La ironía se nutre de la brecha entre la superficie y la verdad — y esta brecha debe ser visible, de lo contrario no funciona. En el cine, esto funciona de manera diferente que en el teatro o la novela: aquí, la cámara decide si el público capta el truco. Puedes hacer que un diálogo se interprete de forma completamente seria, pero si la composición de la imagen o la música dicen algo diferente, se crea la brecha. Esto es un trabajo artesanal preciso.
La variante clásica: un personaje dice algo que superficialmente suena positivo o ingenuo, mientras que el contexto visual (expresión facial, montaje, entorno) muestra la verdad opuesta. Piensa en un agente que le explica a una víctima cuánto se le va a ayudar — mientras en el fondo la trampa ya se cierra. El público ve ambas capas simultáneamente y entiende la ironía a través de esta contradicción. Sin esta complementariedad visual, se queda en una mera mentira o en una mala actuación.

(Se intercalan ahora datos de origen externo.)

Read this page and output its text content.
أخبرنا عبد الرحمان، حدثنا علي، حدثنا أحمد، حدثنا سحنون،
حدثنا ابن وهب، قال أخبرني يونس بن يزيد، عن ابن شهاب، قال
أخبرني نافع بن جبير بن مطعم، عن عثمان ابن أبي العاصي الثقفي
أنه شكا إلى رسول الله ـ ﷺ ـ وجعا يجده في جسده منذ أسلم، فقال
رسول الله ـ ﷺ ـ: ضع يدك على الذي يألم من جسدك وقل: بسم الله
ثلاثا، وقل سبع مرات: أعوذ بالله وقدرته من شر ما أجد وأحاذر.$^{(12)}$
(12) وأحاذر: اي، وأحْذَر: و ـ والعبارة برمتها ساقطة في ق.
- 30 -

Se vuelve peligroso cuando la ironía es demasiado sutil: el público la pierde, y entonces la escena resulta cómica o confusa de forma involuntaria. O la exageras demasiado — entonces se vuelve caricaturesca. El director de fotografía y el montaje deben apoyar la puesta en escena, no socavarla. El contraste en la luz, el tiempo del corte, el diseño de sonido — todo debe funcionar en conjunto. Un director al que le encanta la ironía (Hermanos Coen, Paul Thomas Anderson) sabe: la cámara se detiene un momento más, el corte llega un fotograma más tarde, la música contradice la imagen.
Distingue también entre ironía dramática (el público sabe más que el personaje) e ironía situacional (la realidad va en contra de lo esperado). En el cine, la ironía dramática a menudo funciona mejor, porque vemos imágenes que mienten al personaje — y nosotros vemos la verdad. La ironía situacional necesita un trabajo de corte y montaje más fuerte para seguir siendo comprensible. Atención: no confundas ironía con sarcasmo. El sarcasmo es la actitud, la ironía es la estructura de la contradicción. En la imagen, necesitas esta estructura, de lo contrario, es solo provocación.